If switching to an alternate fuel leads to a drop in output, what was a fuel problem quickly becomes a capacity and financial problem. For example, a facility requiring 10 MW of reliable capacity will need to fill that gap by installing an additional 3 MW of generating equipment to ensure it has the output it needs when fuel sources change. Even if the alternate fuel is cheap and readily available, the additional generating capacity required to compensate for the drop in production is not.  

What happens when the gas stops flowing?

A specific scenario illustrates the tangible value fuel flexibility provides. Natural gas powers most onsite generation, but securing a firm, uninterruptible supply can be expensive, and even firm contracts don’t guarantee delivery during peak demand, extreme weather, or a dramatic price spike. Without fuel flexibility, the facility faces an operational or financial crisis, maybe both. 

But with genuine fuel flexibility, the facility automatically switches to run on propane, biogas, or hydrogen with no drop in output. When natural gas supplies are restored or prices decline, the facility switches back to its primary fuel. There’s no need for emergency fuel procurement or to run backup diesel generators that threaten air permits. With true fuel flexibility, there’s no interruption to operations or downtime.  
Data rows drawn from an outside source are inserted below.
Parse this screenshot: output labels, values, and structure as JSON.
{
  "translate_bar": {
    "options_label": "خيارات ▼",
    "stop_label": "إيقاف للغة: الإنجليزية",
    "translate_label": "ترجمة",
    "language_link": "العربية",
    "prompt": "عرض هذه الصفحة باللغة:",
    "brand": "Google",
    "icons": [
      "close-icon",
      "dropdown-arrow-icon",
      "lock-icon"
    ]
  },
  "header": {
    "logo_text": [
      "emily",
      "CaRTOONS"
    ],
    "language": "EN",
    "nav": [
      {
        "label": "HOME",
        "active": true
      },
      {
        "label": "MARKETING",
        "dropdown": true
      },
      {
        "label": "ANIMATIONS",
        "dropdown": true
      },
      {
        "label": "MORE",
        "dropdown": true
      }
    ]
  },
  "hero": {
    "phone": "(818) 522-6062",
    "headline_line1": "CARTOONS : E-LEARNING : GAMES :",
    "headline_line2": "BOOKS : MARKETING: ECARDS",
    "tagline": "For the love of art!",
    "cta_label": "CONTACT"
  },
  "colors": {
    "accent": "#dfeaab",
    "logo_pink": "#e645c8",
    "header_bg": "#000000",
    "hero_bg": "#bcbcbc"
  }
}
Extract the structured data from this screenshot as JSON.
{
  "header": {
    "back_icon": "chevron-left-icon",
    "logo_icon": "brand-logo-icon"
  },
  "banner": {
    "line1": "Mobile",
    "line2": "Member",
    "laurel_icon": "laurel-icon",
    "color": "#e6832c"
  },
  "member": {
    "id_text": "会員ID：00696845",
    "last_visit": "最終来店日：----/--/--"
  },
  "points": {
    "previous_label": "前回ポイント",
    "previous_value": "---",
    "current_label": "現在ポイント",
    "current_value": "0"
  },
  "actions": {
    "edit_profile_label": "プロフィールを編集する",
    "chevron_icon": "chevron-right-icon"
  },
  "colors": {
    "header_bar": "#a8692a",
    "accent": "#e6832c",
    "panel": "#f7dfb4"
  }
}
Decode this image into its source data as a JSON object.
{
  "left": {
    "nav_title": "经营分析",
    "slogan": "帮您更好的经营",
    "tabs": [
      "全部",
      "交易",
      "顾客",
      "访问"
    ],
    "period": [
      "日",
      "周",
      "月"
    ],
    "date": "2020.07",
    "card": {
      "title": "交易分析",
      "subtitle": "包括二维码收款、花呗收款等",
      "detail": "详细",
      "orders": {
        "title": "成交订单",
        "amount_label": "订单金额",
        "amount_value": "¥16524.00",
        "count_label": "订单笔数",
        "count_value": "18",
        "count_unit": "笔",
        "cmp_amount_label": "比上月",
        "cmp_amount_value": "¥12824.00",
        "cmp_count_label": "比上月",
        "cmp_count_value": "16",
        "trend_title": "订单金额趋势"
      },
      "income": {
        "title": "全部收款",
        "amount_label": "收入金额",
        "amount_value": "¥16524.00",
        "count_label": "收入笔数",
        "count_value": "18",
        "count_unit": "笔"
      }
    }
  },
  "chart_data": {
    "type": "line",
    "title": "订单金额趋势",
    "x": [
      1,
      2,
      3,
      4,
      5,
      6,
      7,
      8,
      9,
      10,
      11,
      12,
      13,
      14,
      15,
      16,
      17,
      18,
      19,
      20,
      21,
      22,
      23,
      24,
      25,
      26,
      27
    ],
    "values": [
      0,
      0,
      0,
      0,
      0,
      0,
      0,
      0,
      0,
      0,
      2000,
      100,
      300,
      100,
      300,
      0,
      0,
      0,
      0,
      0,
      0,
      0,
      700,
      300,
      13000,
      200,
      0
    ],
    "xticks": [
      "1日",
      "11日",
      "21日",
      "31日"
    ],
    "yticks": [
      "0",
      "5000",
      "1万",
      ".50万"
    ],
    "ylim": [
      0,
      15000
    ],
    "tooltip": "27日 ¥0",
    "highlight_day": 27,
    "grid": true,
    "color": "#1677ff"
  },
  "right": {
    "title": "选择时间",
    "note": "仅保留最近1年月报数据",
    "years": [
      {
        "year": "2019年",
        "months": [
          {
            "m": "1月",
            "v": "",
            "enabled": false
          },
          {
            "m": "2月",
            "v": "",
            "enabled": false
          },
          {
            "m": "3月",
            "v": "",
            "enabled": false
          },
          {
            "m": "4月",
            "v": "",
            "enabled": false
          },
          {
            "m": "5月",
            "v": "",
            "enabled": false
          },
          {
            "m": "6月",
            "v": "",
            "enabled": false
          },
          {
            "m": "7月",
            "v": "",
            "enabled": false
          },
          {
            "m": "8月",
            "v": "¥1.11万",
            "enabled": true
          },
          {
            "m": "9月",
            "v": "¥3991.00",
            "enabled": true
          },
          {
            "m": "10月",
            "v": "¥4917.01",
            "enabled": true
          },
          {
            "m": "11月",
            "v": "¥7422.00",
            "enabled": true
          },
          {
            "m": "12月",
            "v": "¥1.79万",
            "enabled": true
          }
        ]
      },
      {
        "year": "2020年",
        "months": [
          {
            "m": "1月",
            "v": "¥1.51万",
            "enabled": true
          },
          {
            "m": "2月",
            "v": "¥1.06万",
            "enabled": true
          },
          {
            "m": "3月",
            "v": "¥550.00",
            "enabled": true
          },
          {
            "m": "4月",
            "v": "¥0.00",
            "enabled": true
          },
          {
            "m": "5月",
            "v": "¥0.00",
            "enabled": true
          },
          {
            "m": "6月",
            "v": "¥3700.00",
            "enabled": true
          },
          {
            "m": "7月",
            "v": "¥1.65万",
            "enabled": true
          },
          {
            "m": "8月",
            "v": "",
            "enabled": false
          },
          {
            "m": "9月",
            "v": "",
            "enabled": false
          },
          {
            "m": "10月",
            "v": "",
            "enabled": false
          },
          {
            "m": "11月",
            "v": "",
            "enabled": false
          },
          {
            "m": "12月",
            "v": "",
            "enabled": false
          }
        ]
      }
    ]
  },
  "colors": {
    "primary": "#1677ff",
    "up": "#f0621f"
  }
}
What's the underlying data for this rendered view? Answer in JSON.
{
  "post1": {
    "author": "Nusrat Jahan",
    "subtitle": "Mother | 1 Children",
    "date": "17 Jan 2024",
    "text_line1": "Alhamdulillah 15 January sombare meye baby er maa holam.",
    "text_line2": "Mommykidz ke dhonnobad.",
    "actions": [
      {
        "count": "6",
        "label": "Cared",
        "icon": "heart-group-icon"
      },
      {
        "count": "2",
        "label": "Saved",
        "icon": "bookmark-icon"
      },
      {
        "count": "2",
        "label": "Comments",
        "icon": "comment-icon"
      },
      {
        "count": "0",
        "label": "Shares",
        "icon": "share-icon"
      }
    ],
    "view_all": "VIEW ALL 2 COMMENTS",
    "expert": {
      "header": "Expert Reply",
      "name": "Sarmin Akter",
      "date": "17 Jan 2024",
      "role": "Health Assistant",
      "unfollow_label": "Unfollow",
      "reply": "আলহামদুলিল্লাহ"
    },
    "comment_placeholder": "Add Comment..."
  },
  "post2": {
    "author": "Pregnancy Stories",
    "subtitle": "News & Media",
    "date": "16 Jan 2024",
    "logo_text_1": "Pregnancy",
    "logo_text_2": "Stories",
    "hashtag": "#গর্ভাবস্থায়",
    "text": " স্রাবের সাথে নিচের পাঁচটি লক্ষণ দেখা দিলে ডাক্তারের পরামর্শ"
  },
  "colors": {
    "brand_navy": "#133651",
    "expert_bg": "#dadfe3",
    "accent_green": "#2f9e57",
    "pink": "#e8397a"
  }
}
Until recently, selecting a generator meant making a bet that a specific fuel would be available and affordable for decades. But a generator that adapts seamlessly to use a variety of fuels changes that calculation.

A hedge against an uncertain future.

Operational continuity matters to all facilities. Manufacturers can’t afford to have production stop, and data centers face financial penalties and loss of customers for even brief outages. 

Genuine fuel flexibility changes the risk calculus of investing in onsite generation. Until recently, selecting a generator meant making a bet that a specific fuel would be available and affordable for decades. But a generator that adapts seamlessly to use a variety of fuels changes that calculation. The fuel landscape will continue to evolve. With true fuel flexibility, your power generator won’t have to.